Frequently asked questions
What are prompt injection detection tools?
They are libraries or services that inspect prompts, and sometimes model outputs, for signs of attacker-controlled instructions. They use techniques like heuristic filters, fine-tuned classifier models, vector similarity to known attacks, and canary tokens to flag or block suspicious input.
What is the best open-source prompt injection detection tool?
There is no single best. LLM Guard offers a maintained DeBERTa classifier and many scanners, Vigil layers a transformer model with YARA rules and a vector database, and Rebuff combines heuristics, an LLM check, a vector database, and canary tokens but was archived in 2025. Choose by what you can run and maintain.
Can these tools catch indirect prompt injection?
Only partially. Most detectors screen the text they are given, so they can flag a poisoned document if you pass that document through them. They do not understand intent across an agent's full tool chain, so indirect injection that arrives through retrieved content can still slip past.
Are commercial prompt injection tools better than open source?

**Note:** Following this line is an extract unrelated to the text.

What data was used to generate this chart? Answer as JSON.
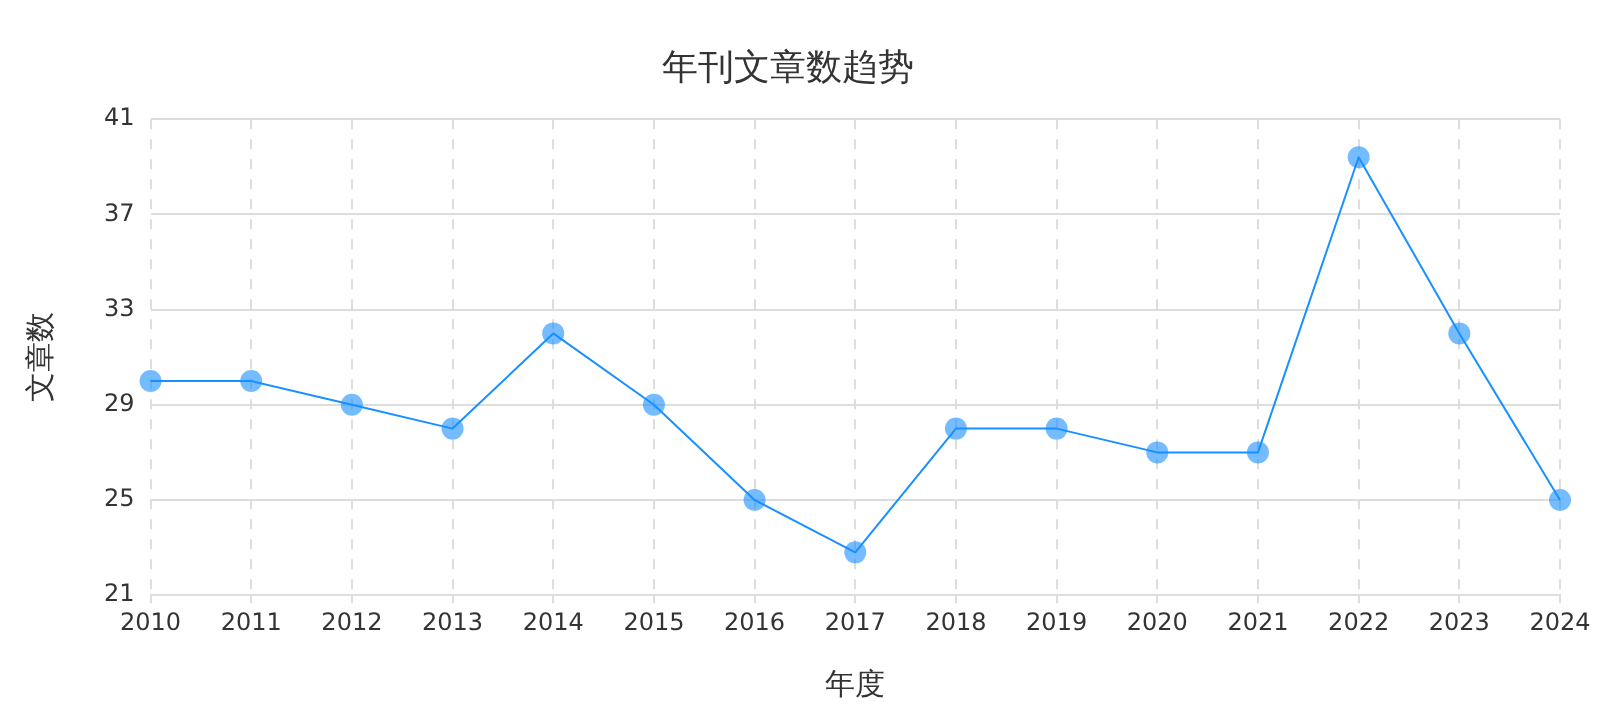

Not automatically. Commercial tools like Lakera Guard and Prompt Security add managed updates, hosted infrastructure, and broader policy controls, which suits teams without security engineers. Open-source tools give you control and no per-call cost but need you to maintain and tune them.
Do I still need other defences if I use a detection tool?
Yes. Detection is one layer and can be bypassed by novel phrasing. You still need instruction and data separation, output gating, and least-privilege tool scoping so that a missed injection cannot trigger a damaging action.